Berliner Tafeln kämpfen gegen Armut und Lebensmittelverschwendung mit Rekordhilfe
Emilia KönigBerliner Tafeln kämpfen gegen Armut und Lebensmittelverschwendung mit Rekordhilfe
Berlins Tafeln bleiben eine Lebensader im Kampf gegen Lebensmittelverschwendung und Armut
Die deutschen Tafeln leisten weiterhin einen unverzichtbaren Beitrag im Kampf gegen Lebensmittelverschwendung und Hunger. Mit 970 Standorten und über 2.000 Ausgabestellen bundesweit retten sie jährlich 265.000 Tonnen Lebensmittel. Allein in Berlin ist die Nachfrage stark gestiegen – seit Beginn der Pandemie und des Krieges in der Ukraine ist die Zahl der Menschen, die auf diese Hilfe angewiesen sind, nahezu verdoppelt.
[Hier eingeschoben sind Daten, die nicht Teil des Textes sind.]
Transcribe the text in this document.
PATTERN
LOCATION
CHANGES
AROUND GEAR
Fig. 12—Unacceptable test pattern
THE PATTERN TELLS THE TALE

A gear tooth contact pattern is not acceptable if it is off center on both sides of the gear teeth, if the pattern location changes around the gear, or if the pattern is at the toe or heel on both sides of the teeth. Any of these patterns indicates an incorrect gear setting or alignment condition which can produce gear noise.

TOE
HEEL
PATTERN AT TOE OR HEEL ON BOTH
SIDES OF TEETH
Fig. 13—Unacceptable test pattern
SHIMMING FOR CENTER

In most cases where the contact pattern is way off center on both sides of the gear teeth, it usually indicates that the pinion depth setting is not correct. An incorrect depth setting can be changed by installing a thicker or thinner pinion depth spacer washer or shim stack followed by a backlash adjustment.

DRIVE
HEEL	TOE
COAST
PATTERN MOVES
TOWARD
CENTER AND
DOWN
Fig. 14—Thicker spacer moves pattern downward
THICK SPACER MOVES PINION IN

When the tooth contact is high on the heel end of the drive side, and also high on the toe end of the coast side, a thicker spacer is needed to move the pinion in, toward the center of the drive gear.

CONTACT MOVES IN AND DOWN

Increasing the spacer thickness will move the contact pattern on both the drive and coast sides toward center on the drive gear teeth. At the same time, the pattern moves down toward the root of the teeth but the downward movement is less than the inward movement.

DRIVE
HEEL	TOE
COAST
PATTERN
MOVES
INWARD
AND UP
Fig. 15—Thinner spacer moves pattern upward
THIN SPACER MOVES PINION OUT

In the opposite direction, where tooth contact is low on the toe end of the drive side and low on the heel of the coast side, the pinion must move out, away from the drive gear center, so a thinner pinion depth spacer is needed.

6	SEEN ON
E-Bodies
Das Berliner Tafel-Netzwerk betreibt 48 Ausgabestellen und versorgt monatlich rund 94.000 Menschen in Notunterkünften und Suppenküchen. Jeden Monat verteilen die Ehrenamtlichen 660 Tonnen Lebensmittel an Bedürftige. Im Hintergrund sorgt ein Logistikzentrum sowie eine Flotte von 25 Kleintransportern dafür, dass die Abläufe reibungslos funktionieren.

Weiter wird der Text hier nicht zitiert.